Before you get all hot and bothered, let me tell you I headed a TBTF prop desk and later became a HF trader, all of which enabled me to retire in my thirties with enough money for a hundred lifetimes.  And I'll be the first to admit I don't know shit.  I'm the guy who stood up with the other hundred thousand fans at the Rose Bowl flipping coins, but I just happened to be the one that flipped fifteen straight heads.

rosiescenario's picture

"Tulip Trend Fund, Ltd.".............well, at least one fund on the list has an honest name....

WiretapWilly's picture

A lot of 'A's and 'B's on that report.  In the 2-and-20 management fee structure, I guess it pays to put half the money in a super-bull strategy and half in a super-bear strategy for a guaranteed 2+20%*max variance%.

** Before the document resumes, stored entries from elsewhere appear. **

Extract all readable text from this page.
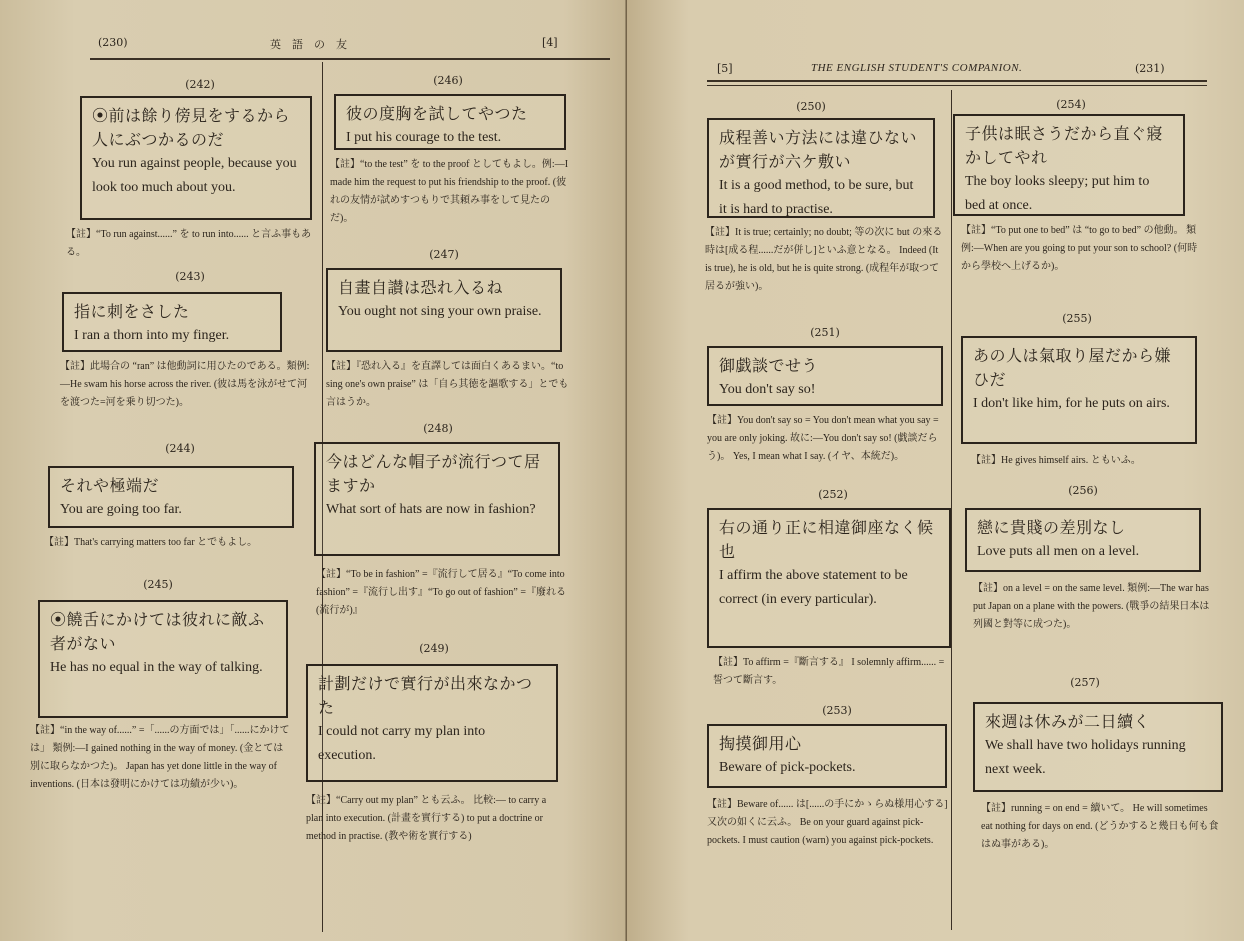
(230)	英　語　の　友	[4]
(242)
⦿前は餘り傍見をするから人にぶつかるのだ
You run against people, because you look too much about you.
【註】“To run against......” を to run into...... と言ふ事もある。
(243)
指に刺をさした
I ran a thorn into my finger.
【註】此場合の “ran” は他動詞に用ひたのである。類例:—He swam his horse across the river. (彼は馬を泳がせて河を渡つた=河を乗り切つた)。
(244)
それや極端だ
You are going too far.
【註】That's carrying matters too far とでもよし。
(245)
⦿饒舌にかけては彼れに敵ふ者がない
He has no equal in the way of talking.
【註】“in the way of......” =「......の方面では」「......にかけては」 類例:—I gained nothing in the way of money. (金とては別に取らなかつた)。 Japan has yet done little in the way of inventions. (日本は發明にかけては功績が少い)。
(246)
彼の度胸を試してやつた
I put his courage to the test.
【註】“to the test” を to the proof としてもよし。例:—I made him the request to put his friendship to the proof. (彼れの友情が試めすつもりで其頼み事をして見たのだ)。
(247)
自畫自讃は恐れ入るね
You ought not sing your own praise.
【註】『恐れ入る』を直譯しては面白くあるまい。“to sing one's own praise” は「自ら其徳を謳歌する」とでも言はうか。
(248)
今はどんな帽子が流行つて居ますか
What sort of hats are now in fashion?
【註】“To be in fashion” =『流行して居る』“To come into fashion” =『流行し出す』“To go out of fashion” =『廢れる(流行が)』
(249)
計劃だけで實行が出來なかつた
I could not carry my plan into execution.
【註】“Carry out my plan” とも云ふ。 比較:— to carry a plan into execution. (計畫を實行する) to put a doctrine or method in practise. (教や術を實行する)
[5]	THE ENGLISH STUDENT'S COMPANION.	(231)
(250)
成程善い方法には違ひないが實行が六ケ敷い
It is a good method, to be sure, but it is hard to practise.
【註】It is true; certainly; no doubt; 等の次に but の來る時は[成る程......だが併し]といふ意となる。 Indeed (It is true), he is old, but he is quite strong. (成程年が取つて居るが強い)。
(251)
御戯談でせう
You don't say so!
【註】You don't say so = You don't mean what you say = you are only joking. 故に:—You don't say so! (戯談だらう)。 Yes, I mean what I say. (イヤ、本統だ)。
(252)
右の通り正に相違御座なく候也
I affirm the above statement to be correct (in every particular).
【註】To affirm =『斷言する』 I solemnly affirm...... = 誓つて斷言す。
(253)
掏摸御用心
Beware of pick-pockets.
【註】Beware of...... は[......の手にかゝらぬ様用心する]又次の如くに云ふ。 Be on your guard against pick-pockets. I must caution (warn) you against pick-pockets.
(254)
子供は眠さうだから直ぐ寢かしてやれ
The boy looks sleepy; put him to bed at once.
【註】“To put one to bed” は “to go to bed” の他動。 類例:—When are you going to put your son to school? (何時から學校へ上げるか)。
(255)
あの人は氣取り屋だから嫌ひだ
I don't like him, for he puts on airs.
【註】He gives himself airs. ともいふ。
(256)
戀に貴賤の差別なし
Love puts all men on a level.
【註】on a level = on the same level. 類例:—The war has put Japan on a plane with the powers. (戰爭の結果日本は列國と對等に成つた)。
(257)
來週は休みが二日續く
We shall have two holidays running next week.
【註】running = on end = 續いて。 He will sometimes eat nothing for days on end. (どうかすると幾日も何も食はぬ事がある)。
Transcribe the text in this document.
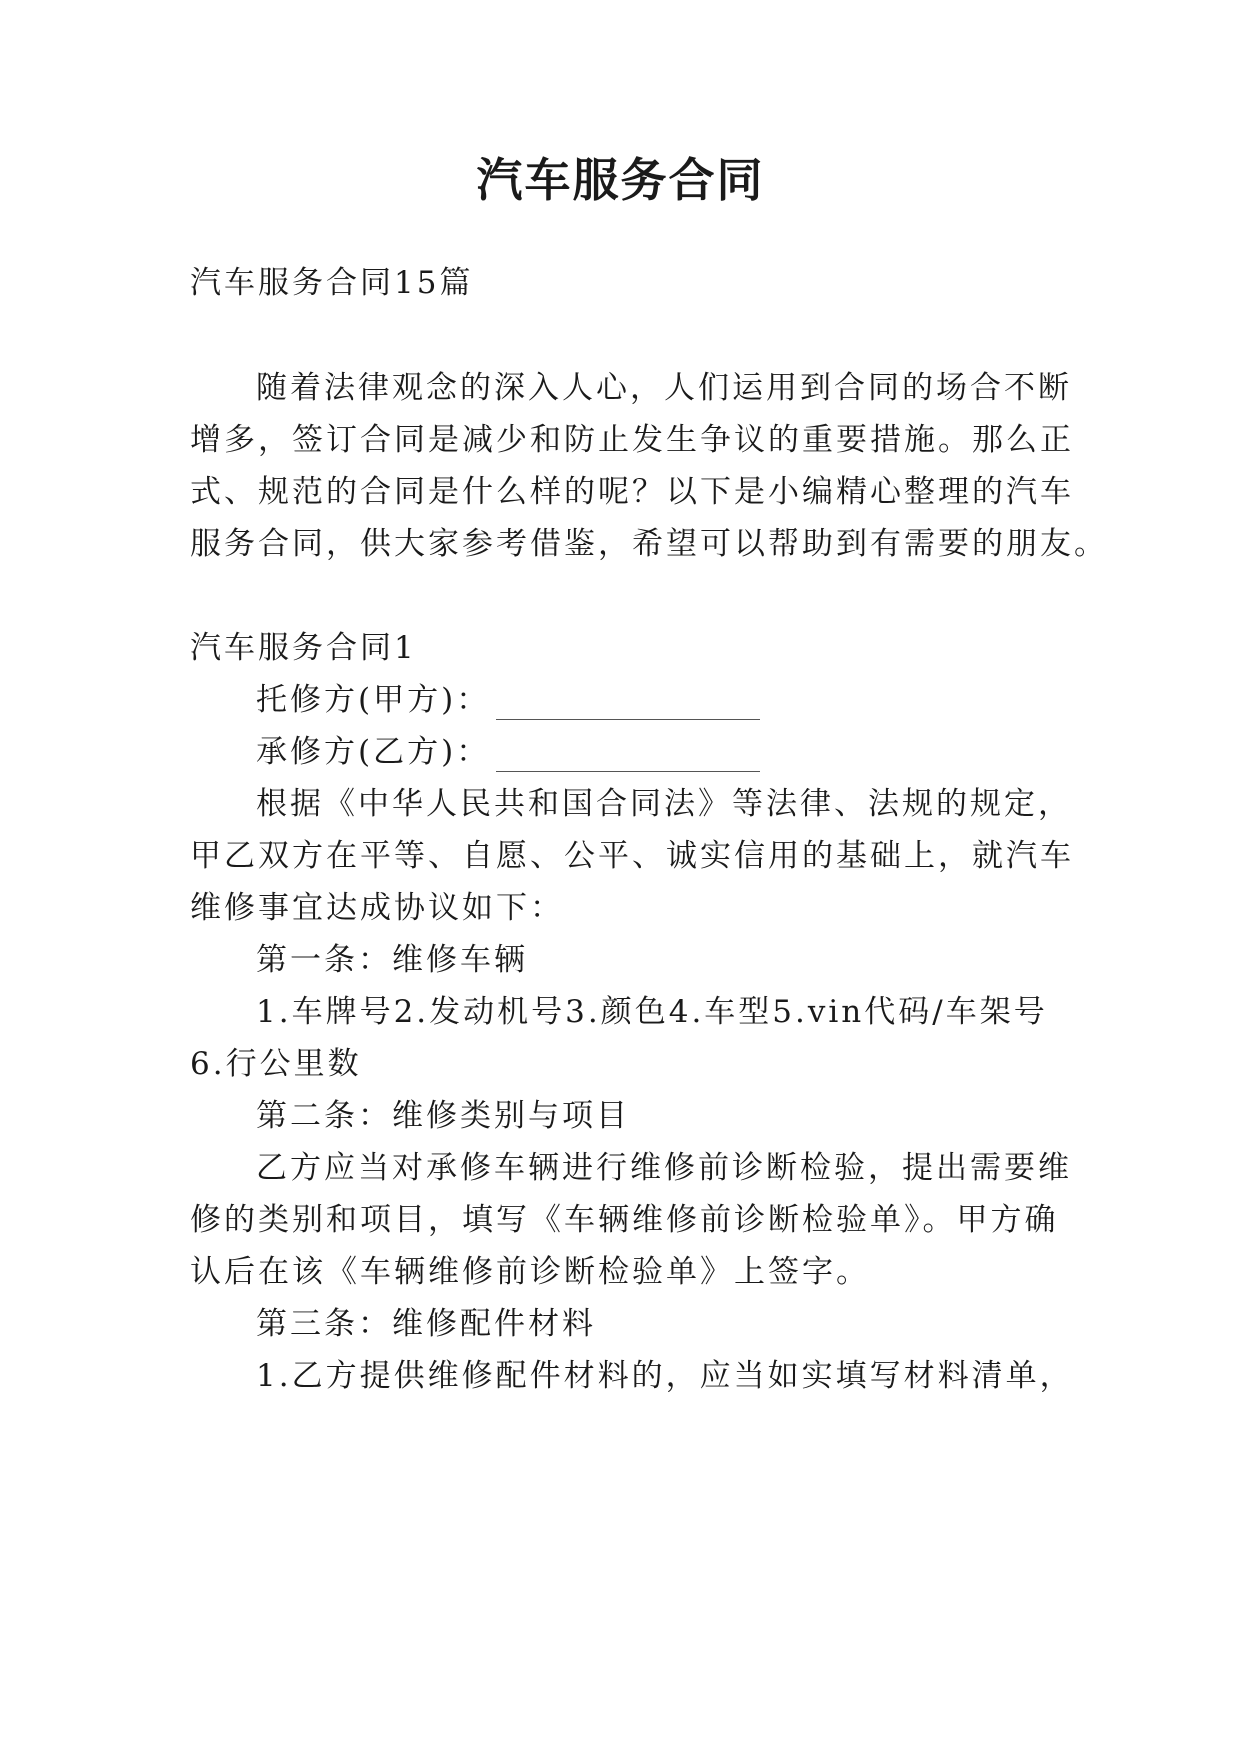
汽车服务合同
汽车服务合同15篇
随着法律观念的深入人心，人们运用到合同的场合不断
增多，签订合同是减少和防止发生争议的重要措施。那么正
式、规范的合同是什么样的呢？以下是小编精心整理的汽车
服务合同，供大家参考借鉴，希望可以帮助到有需要的朋友。
汽车服务合同1
托修方(甲方)：
承修方(乙方)：
根据《中华人民共和国合同法》等法律、法规的规定，
甲乙双方在平等、自愿、公平、诚实信用的基础上，就汽车
维修事宜达成协议如下：
第一条：维修车辆
1.车牌号2.发动机号3.颜色4.车型5.vin代码/车架号
6.行公里数
第二条：维修类别与项目
乙方应当对承修车辆进行维修前诊断检验，提出需要维
修的类别和项目，填写《车辆维修前诊断检验单》。甲方确
认后在该《车辆维修前诊断检验单》上签字。
第三条：维修配件材料
1.乙方提供维修配件材料的，应当如实填写材料清单，
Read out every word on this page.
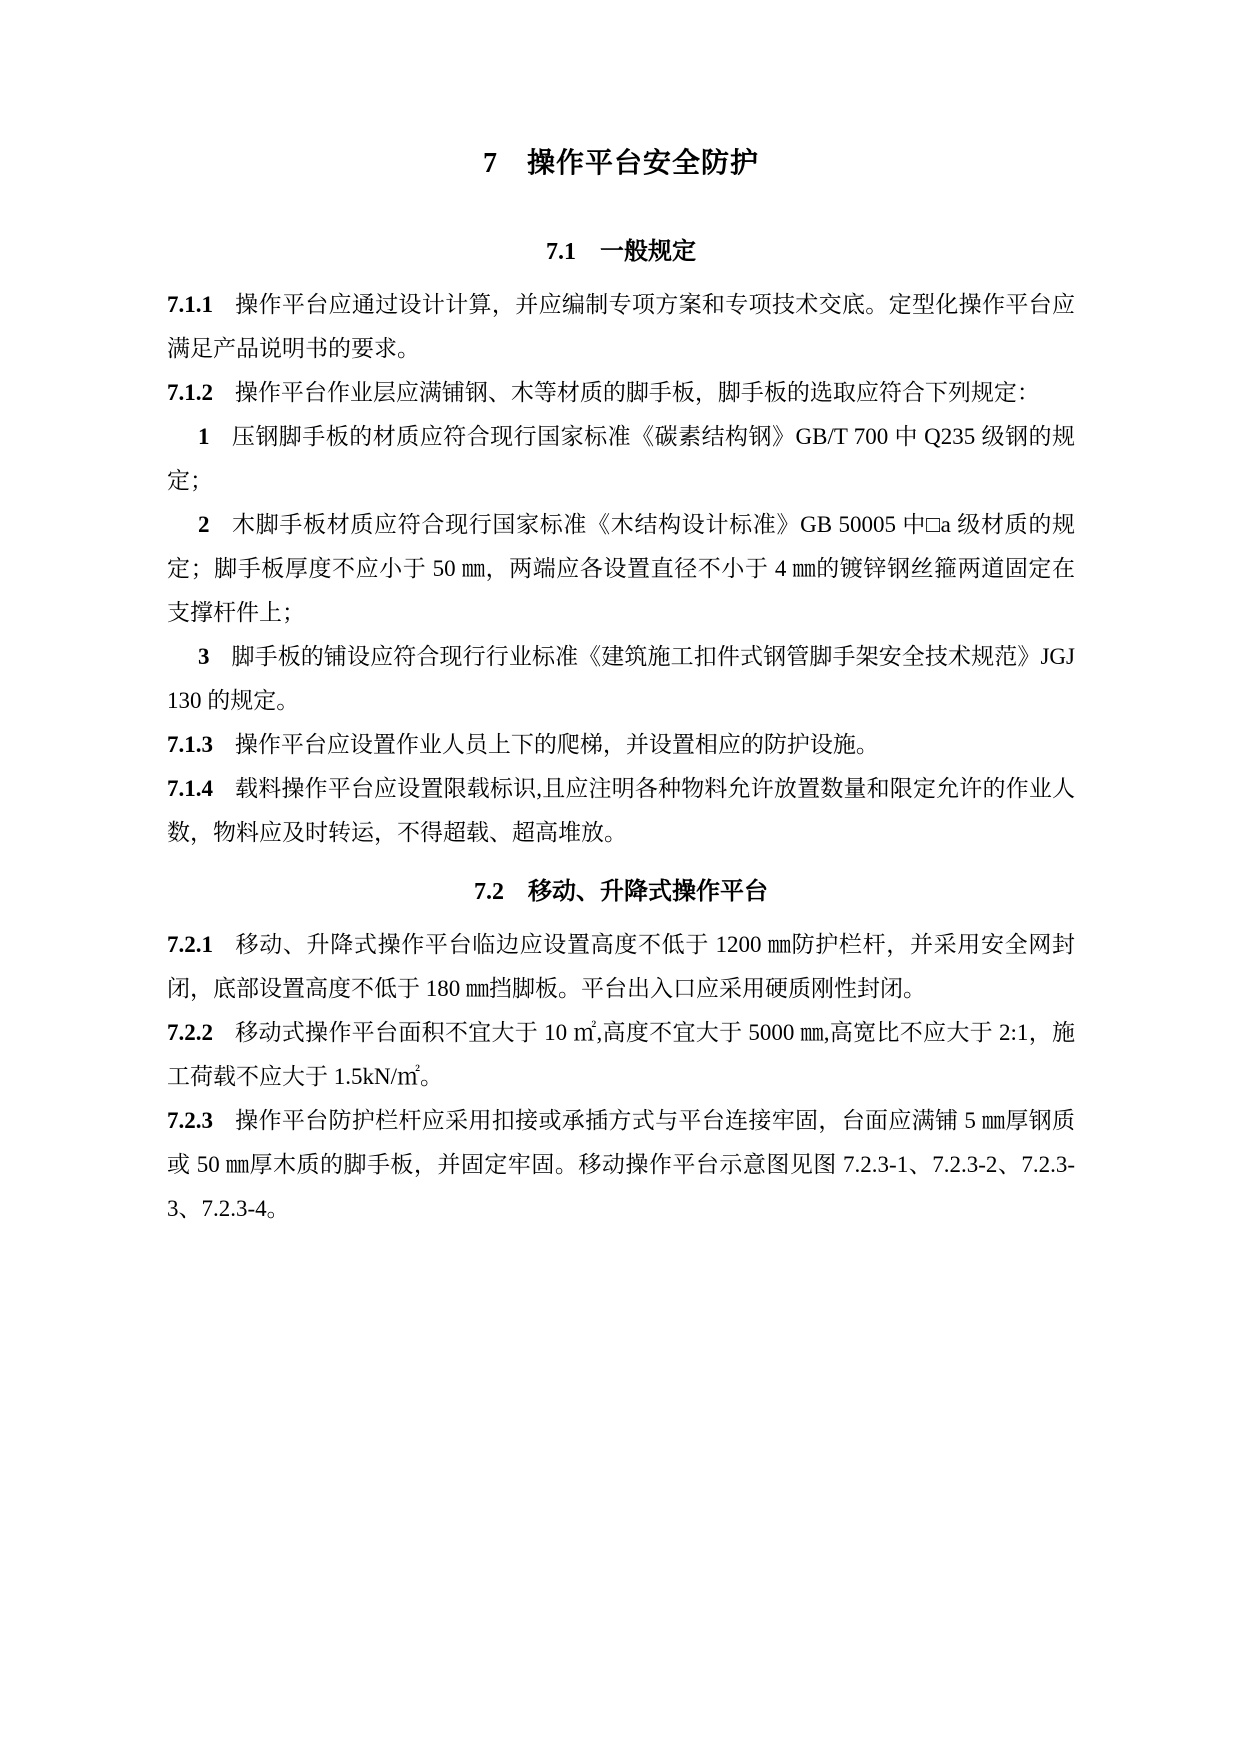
7　操作平台安全防护
7.1　一般规定

7.1.1 操作平台应通过设计计算，并应编制专项方案和专项技术交底。定型化操作平台应满足产品说明书的要求。

7.1.2 操作平台作业层应满铺钢、木等材质的脚手板，脚手板的选取应符合下列规定：

1 压钢脚手板的材质应符合现行国家标准《碳素结构钢》GB/T 700 中 Q235 级钢的规定；

2 木脚手板材质应符合现行国家标准《木结构设计标准》GB 50005 中□a 级材质的规定；脚手板厚度不应小于 50 ㎜，两端应各设置直径不小于 4 ㎜的镀锌钢丝箍两道固定在支撑杆件上；

3 脚手板的铺设应符合现行行业标准《建筑施工扣件式钢管脚手架安全技术规范》JGJ 130 的规定。

7.1.3 操作平台应设置作业人员上下的爬梯，并设置相应的防护设施。

7.1.4 载料操作平台应设置限载标识,且应注明各种物料允许放置数量和限定允许的作业人数，物料应及时转运，不得超载、超高堆放。

7.2　移动、升降式操作平台

7.2.1 移动、升降式操作平台临边应设置高度不低于 1200 ㎜防护栏杆，并采用安全网封闭，底部设置高度不低于 180 ㎜挡脚板。平台出入口应采用硬质刚性封闭。

7.2.2 移动式操作平台面积不宜大于 10 ㎡,高度不宜大于 5000 ㎜,高宽比不应大于 2:1，施工荷载不应大于 1.5kN/㎡。

7.2.3 操作平台防护栏杆应采用扣接或承插方式与平台连接牢固，台面应满铺 5 ㎜厚钢质或 50 ㎜厚木质的脚手板，并固定牢固。移动操作平台示意图见图 7.2.3-1、7.2.3-2、7.2.3-3、7.2.3-4。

writingsonthewall's picture

One of those funds (and I am legally obliged not to say which one) has actually lost 74% of it's starting value.

Now that's what I call an 'investment'!


I might also speculate that the fund I cannot mention is rather prone to Euro turmoil.


...so nothing to worry about investors, your money is 'safe'!!


This was not placed here by a hedge fund trying to influence prices.

flp's picture

Does any one have an end of the month update for hedge fund performance?

kevin22's picture

This is a great blog posting and very useful. I really appreciate the research you put into it.